Emmeline - jenkintown, Pennsylvania
Entered on June 20, 2008

There are days when I honest-to-god am convinced I’m schizophrenic. My friends are a cast of characters that should not necessarily occur in real life. Some are poorly thought out, one dimensional beings whose appearances are brief and poignant like a recurring part on a sitcom: one moody musician with a persistent lack of self confidence, a couple of smart-aleck indie kids who revel in each others company but shun everyone else, and a persistent goat-like man. There are others I’ve invented who seem to be more constant players; those I see on a regular basis are move developed in their fictitious state. They are defined (unlike the minor characters) by guidelines outside the typical high school stereotype, with quirks and oddities all their own: another struggling art nerd like myself with a taste for drama and a loving nature, a freakishly tall (future) mechanical engineer who works with metal in his spare time, a pint size (endearing) indie snob/ art kid who crafts and watches crappy 80’s movies with me, and one other vegan who loves shoes and “Sex and the City.” However Despite their ingenious design, their differences or character flaws have not once distressed me. I do not fight with friends, which on its own is enough to convince me of my theoretical illness.. Every once in a while I will pose the question of their reality to those around me, but their responses are predictable and unhelpful, seeing as they won’t admit to the fact that they do not exist.

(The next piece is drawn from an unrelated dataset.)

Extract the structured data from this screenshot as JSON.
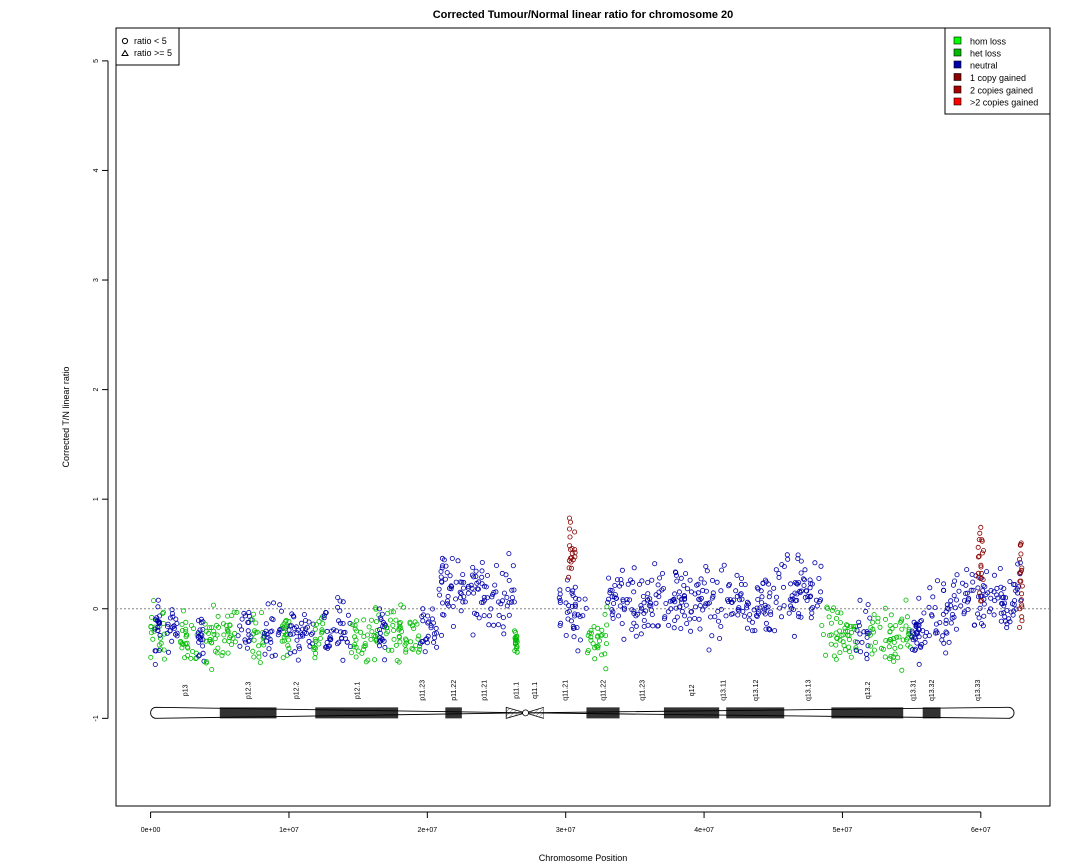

Some days I am haunted by the idea that I perceive everything differently than it is intended. Maybe that smile and wave wasn’t really a friendly gesture, maybe nodding my head means “no”, maybe “hello” is a profanity. I could actually perceive everything as the opposite of what it means, for all I know. I start to second guess myself on those days, so that my supposedly friendly smile wont be misconstrued as an unfriendly gesture by a society in which I’m not quite sure I understand the customs. I wonder on a semi-consistent basis if I am talking to myself in public, when I’m down town with my friends I speculate that maybe the people who give the impression of parting on the sidewalk to make room for my friends are simply walking farther away from me to avoid this visibly unstable person. Sleep deprivation doesn’t help my skewed perceptions of reality. On days when the circles around my eyes reach epic proportions, things seem worse; my fragile psyche succumbs totally to the paranoia of my insecurities and I go through a day without speaking, so my apparent insanity is not discovered. I believe I am probably not all there. I believe in the concept of objective thought and the reality of my subjective unconscious, and I believe that I will never really know what’s going on.